The Court held that in determining the existence of an employer-employee relationship, the four-fold test is aptly considered: 1) the selection and engagement of the worker or the power to hire; 2) the power to dismiss; 3) the payment of wages by whatever means; and, 4) the power to control the worker’s conduct. Control assumes primacy in the overall consideration. The Court held that all these elements are present in the case.
The Court further explained that although there was no evidence presented to prove that complainants are members co–owners of the cooperative, the complainants by virtue of their being employees are still covered by the Labor Code of the Philippines. They are entitled to minimum wage, overtime pay, rest day, and due process before termination of employment.
In sum, the Court considered membership and ownership in a cooperative as irrelevant to the case. The existence of an employer-employee relationship entitles one to labor standards provided for under the Labor Code. This, in effect, sets aside the “fused personality doctrine” in cases involving labor standards compliance. (Perpetual Help Credit Cooperative, Inc. vs Faburada, et. Al;GR No. 121948; October 8, 2001.)
Manpower Service Cooperatives. Cooperatives in the Philippines now play a new role in the world of contracting or subcontracting. The existence of Asiapro and Staff Search Asia Service Cooperative, among others, shows the metamorphosis of this role. From the traditional organization formed for mutual benefit of its worker-members, workers cooperatives are now engaged in supplying manpower. Some manpower cooperatives supply their own members in their subcontracting business.

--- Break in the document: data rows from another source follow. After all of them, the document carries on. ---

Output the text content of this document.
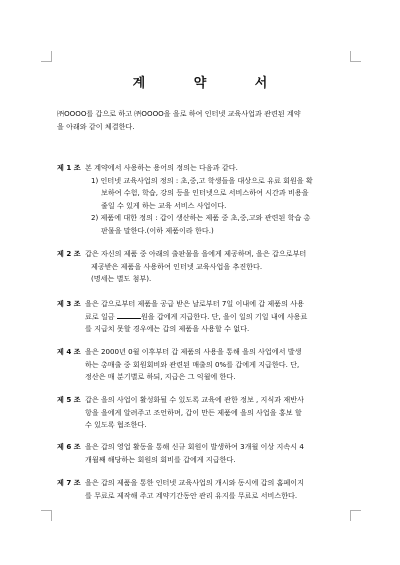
계 약 서
㈜OOOO를 갑으로 하고 ㈜OOOO을 을로 하여 인터넷 교육사업과 관련된 계약
을 아래와 같이 체결한다.
제 1 조 본 계약에서 사용하는 용어의 정의는 다음과 같다.
1) 인터넷 교육사업의 정의 : 초,중,고 학생들을 대상으로 유료 회원을 확
보하여 수험, 학습, 강의 등을 인터넷으로 서비스하여 시간과 비용을
줄일 수 있게 하는 교육 서비스 사업이다.
2) 제품에 대한 정의 : 갑이 생산하는 제품 중 초,중,고와 관련된 학습 총
판물을 말한다.(이하 제품이라 한다.)
제 2 조 갑은 자신의 제품 중 아래의 출판물을 을에게 제공하며, 을은 갑으로부터
제공받은 제품을 사용하여 인터넷 교육사업을 추진한다.
(명세는 별도 첨부).
제 3 조 을은 갑으로부터 제품을 공급 받은 날로부터 7일 이내에 갑 제품의 사용
료로 일금	원을 갑에게 지급한다. 단, 을이 일의 기일 내에 사용료
를 지급치 못할 경우에는 갑의 제품을 사용할 수 없다.
제 4 조 을은 2000년 0월 이후부터 갑 제품의 사용을 통해 을의 사업에서 발생
하는 총매출 중 회원회비와 관련된 매출의 0%를 갑에게 지급한다. 단,
정산은 매 분기별로 하되, 지급은 그 익월에 한다.
제 5 조 갑은 을의 사업이 활성화될 수 있도록 교육에 관한 정보 , 지식과 재반사
항을 을에게 알려주고 조언하며, 갑이 만든 제품에 을의 사업을 홍보 할
수 있도록 협조한다.
제 6 조 을은 갑의 영업 활동을 통해 신규 회원이 발생하여 3개월 이상 지속시 4
개월째 해당하는 회원의 회비를 갑에게 지급한다.
제 7 조 을은 갑의 제품을 통한 인터넷 교육사업의 개시와 동시에 갑의 홈페이지
를 무료로 제작해 주고 계약기간동안 관리 유지를 무료로 서비스한다.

Last year, the Court decided a case involving a manpower cooperative. The case involved a shrimp processing company which entered into a contract with a manpower cooperative to provide, among others, messengerial, janitorial, harvesting, sanitation, and washing services. Consequently, members of the cooperative were sent to perform said services to the company.
The members filed a complaint which sought to declare themselves as regular members of the principal. The principal opposed the complaint arguing that the members are employees of the independent cooperative contractor.
The Court held that the contention of the shrimp processing company holds no basis. Using the “substantial capital” doctrine and the “right of control test”, the Court found that the cooperative had no substantial capital in the form of tools, equipment, machineries, work premises and other materials to qualify itself as an independent contractor. In addition, the shrimp processing company was found to have control of the manner and method on how the work was done. Thus, the complainants were deemed employees not of the cooperative but of the shrimp processing company. (San Miguel Corporation vs. Aballa et. al.; G.R. No. 149011; June 28, 2005)
Thus, what the Court tried to impress in this case is that labor laws find application so long as an employer-employee relationship exists, regardless of the nomenclature and nature of its organization, whether as a partnership, corporation, or cooperative.